About 46,000 Chapare coca growers produce under the scheme where production levels are controlled by the local community. This is in sharp contrast to Peru and Colombia, the continent’s largest cocaine producers, where coca plantations are still destroyed by security forces.
Growers in Bolivia have to join a biometric register via their unions. They are each allowed one 1600m2 patch of coca, called a cato. “Respecting the cato, that was Evo Morales’ constant message,” said Jaime Fuentes López, who worked on developing the scheme. “There shouldn’t be free cultivation, but there shouldn’t be a zero-coca policy either.”

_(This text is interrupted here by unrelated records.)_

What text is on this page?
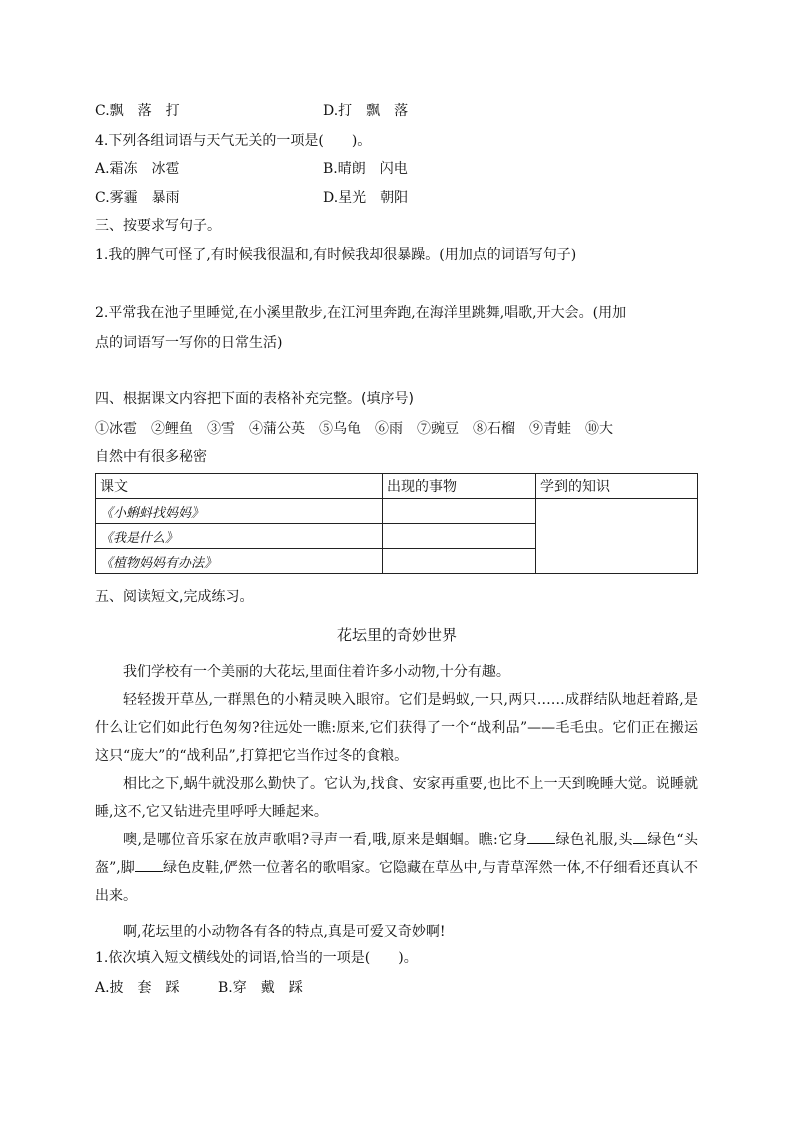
C.飘　落　打	D.打　飘　落
4.下列各组词语与天气无关的一项是(　　)。
A.霜冻　冰雹	B.晴朗　闪电
C.雾霾　暴雨	D.星光　朝阳
三、按要求写句子。
1.我的脾气可怪了,有时候我很温和,有时候我却很暴躁。(用加点的词语写句子)
2.平常我在池子里睡觉,在小溪里散步,在江河里奔跑,在海洋里跳舞,唱歌,开大会。(用加
点的词语写一写你的日常生活)
四、根据课文内容把下面的表格补充完整。(填序号)
①冰雹　②鲤鱼　③雪　④蒲公英　⑤乌龟　⑥雨　⑦豌豆　⑧石榴　⑨青蛙　⑩大
自然中有很多秘密
课文	出现的事物	学到的知识
《小蝌蚪找妈妈》		
《我是什么》		
《植物妈妈有办法》		
五、阅读短文,完成练习。
花坛里的奇妙世界
我们学校有一个美丽的大花坛,里面住着许多小动物,十分有趣。
轻轻拨开草丛,一群黑色的小精灵映入眼帘。它们是蚂蚁,一只,两只……成群结队地赶着路,是什么让它们如此行色匆匆?往远处一瞧:原来,它们获得了一个“战利品”——毛毛虫。它们正在搬运这只“庞大”的“战利品”,打算把它当作过冬的食粮。
相比之下,蜗牛就没那么勤快了。它认为,找食、安家再重要,也比不上一天到晚睡大觉。说睡就睡,这不,它又钻进壳里呼呼大睡起来。
噢,是哪位音乐家在放声歌唱?寻声一看,哦,原来是蝈蝈。瞧:它身 绿色礼服,头 绿色“头盔”,脚 绿色皮鞋,俨然一位著名的歌唱家。它隐藏在草丛中,与青草浑然一体,不仔细看还真认不出来。
啊,花坛里的小动物各有各的特点,真是可爱又奇妙啊!
1.依次填入短文横线处的词语,恰当的一项是(　　)。
A.披　套　踩	B.穿　戴　踩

If unions catch cocaleros exceeding the limits, they can be suspended from the union. In extreme cases, their plants can be removed and they can lose their land. Coca cultivation isn’t allowed in national parks, for instance. “There, it’s straight-up eradication,” Fuentes Lopez said.

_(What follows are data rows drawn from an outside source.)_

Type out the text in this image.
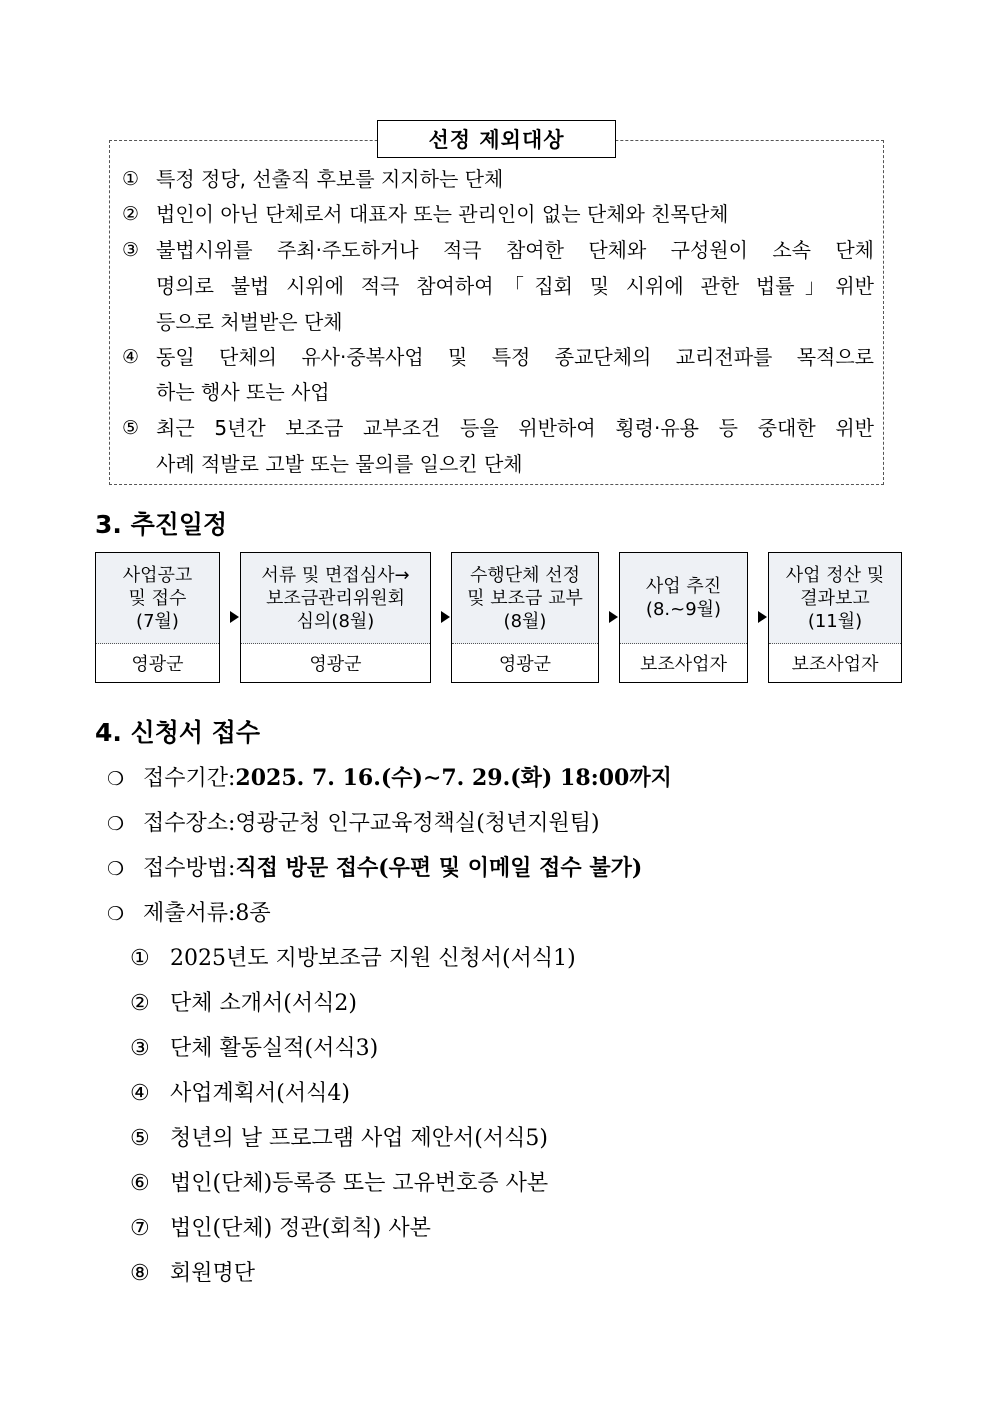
선정 제외대상
① 특정 정당, 선출직 후보를 지지하는 단체
② 법인이 아닌 단체로서 대표자 또는 관리인이 없는 단체와 친목단체
③ 불법시위를 주최·주도하거나 적극 참여한 단체와 구성원이 소속 단체
명의로 불법 시위에 적극 참여하여「집회 및 시위에 관한 법률」위반
등으로 처벌받은 단체
④ 동일 단체의 유사·중복사업 및 특정 종교단체의 교리전파를 목적으로
하는 행사 또는 사업
⑤ 최근 5년간 보조금 교부조건 등을 위반하여 횡령·유용 등 중대한 위반
사례 적발로 고발 또는 물의를 일으킨 단체
3. 추진일정
사업공고
및 접수
(7월)
영광군
서류 및 면접심사→
보조금관리위원회
심의(8월)
영광군
수행단체 선정
및 보조금 교부
(8월)
영광군
사업 추진
(8.~9월)
보조사업자
사업 정산 및
결과보고
(11월)
보조사업자
4. 신청서 접수
❍ 접수기간: 2025. 7. 16.(수)∼7. 29.(화) 18:00까지
❍ 접수장소: 영광군청 인구교육정책실(청년지원팀)
❍ 접수방법: 직접 방문 접수(우편 및 이메일 접수 불가)
❍ 제출서류: 8종
① 2025년도 지방보조금 지원 신청서(서식1)
② 단체 소개서(서식2)
③ 단체 활동실적(서식3)
④ 사업계획서(서식4)
⑤ 청년의 날 프로그램 사업 제안서(서식5)
⑥ 법인(단체)등록증 또는 고유번호증 사본
⑦ 법인(단체) 정관(회칙) 사본
⑧ 회원명단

Experts recognize that the area of coca planted in Bolivia exceeds what’s required for legal uses, and some legally-grown coca almost certainly supplies the cocaine trade. In 2018, the UN Office on Drugs and Crime flagged that only around six percent of coca produced in Chapare was passing through the legal market in Sacaba where it’s supposed to be sold.
That doesn’t mean the rest is all being made into coke, though. Farthing said that many sellers probably just skip the legal market because it’s more convenient to sell the leaf where it’s consumed, rather than having to go out of their way to travel hours to official, legal markets.

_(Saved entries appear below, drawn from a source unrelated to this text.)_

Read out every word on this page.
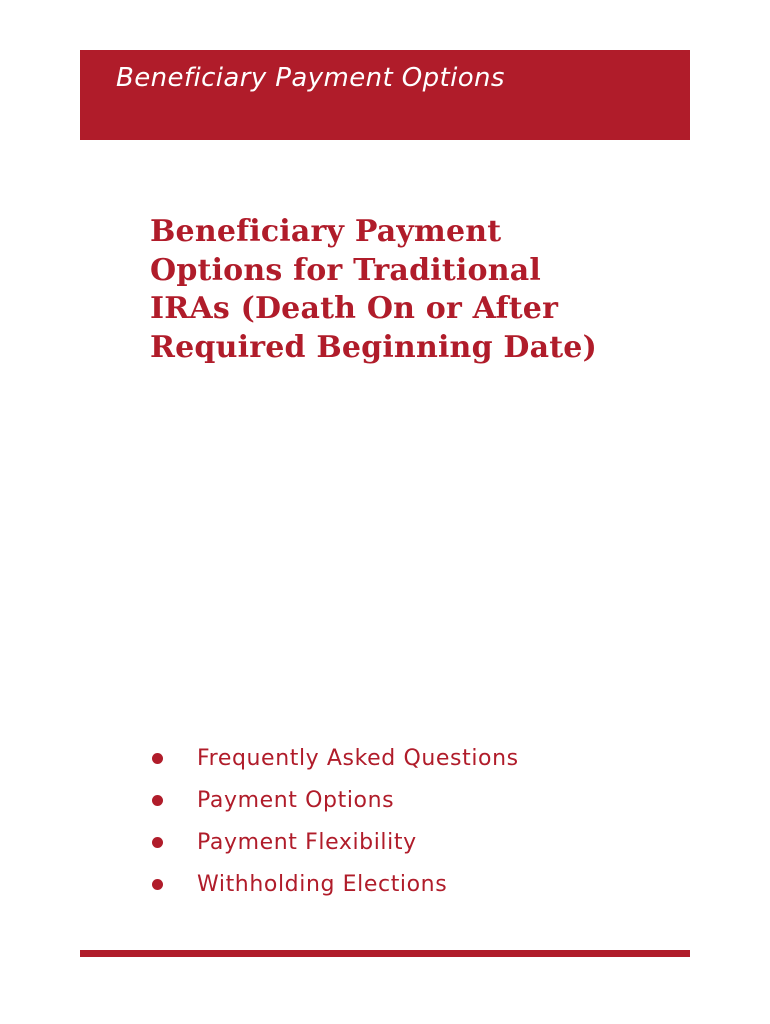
Beneficiary Payment Options
Beneficiary Payment Options for Traditional IRAs (Death On or After Required Beginning Date)
Frequently Asked Questions
Payment Options
Payment Flexibility
Withholding Elections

With the interim government out, the sense of jubilation and relief at the coca congress was as palpable as the midday heat. “They had us satanized, they tormented us, there was a lot of persecution,” Mamani said. “We aren’t terrorists, we’re producers of coca.” But there was a profound sense of grief, too.
On November 15 2019, just three days after Áñez came to power, police and military opened fire on coca growers who were marching to Cochabamba.Ten protesters were killed, including two from Mamani’s federation, and over 100 injured. The outgoing legislature recommended that Áñez and several members of her cabinet and the security forces be put on trial for human rights abuses, but this will be decided by Arce’s government.
Inturias’s rocky plot slopes towards the mountains, where the foothills swoop upwards into dense, impenetrable jungle. The one-cato limit means growers with large, fertile plots don’t flood the market, keeping prices up for small farmers like him. He also hopes that social control limits cocaine production, which he refers to diplomatically as “value addition.”
“[The drug trade] is like a giant octopus in the world,” he said. “It has some big politicians in its tentacles, and judges and prosecutors, too. Then there are businessmen.”
Mamani and Inturias both say they would like to see the legal coca plot allowance increased under Arce. One way of doing that without feeding the cocaine industry or depressing prices is to make coca into other legal products. Several coca liqueurs are already sold internationally. Coca sweets are on sale in La Paz, and Mamani says other products are in the works, such as skin creams and powdered drinks. But the volume these can realistically absorb is limited because coca leaf is still broadly illegal internationally.
But at least for now, there is relief here in the tropics, as Bolivia moves forward with its recently-installed leftist government.
“People are happy,” Mamani said, smiling. “That fear that was tormenting us is gone.”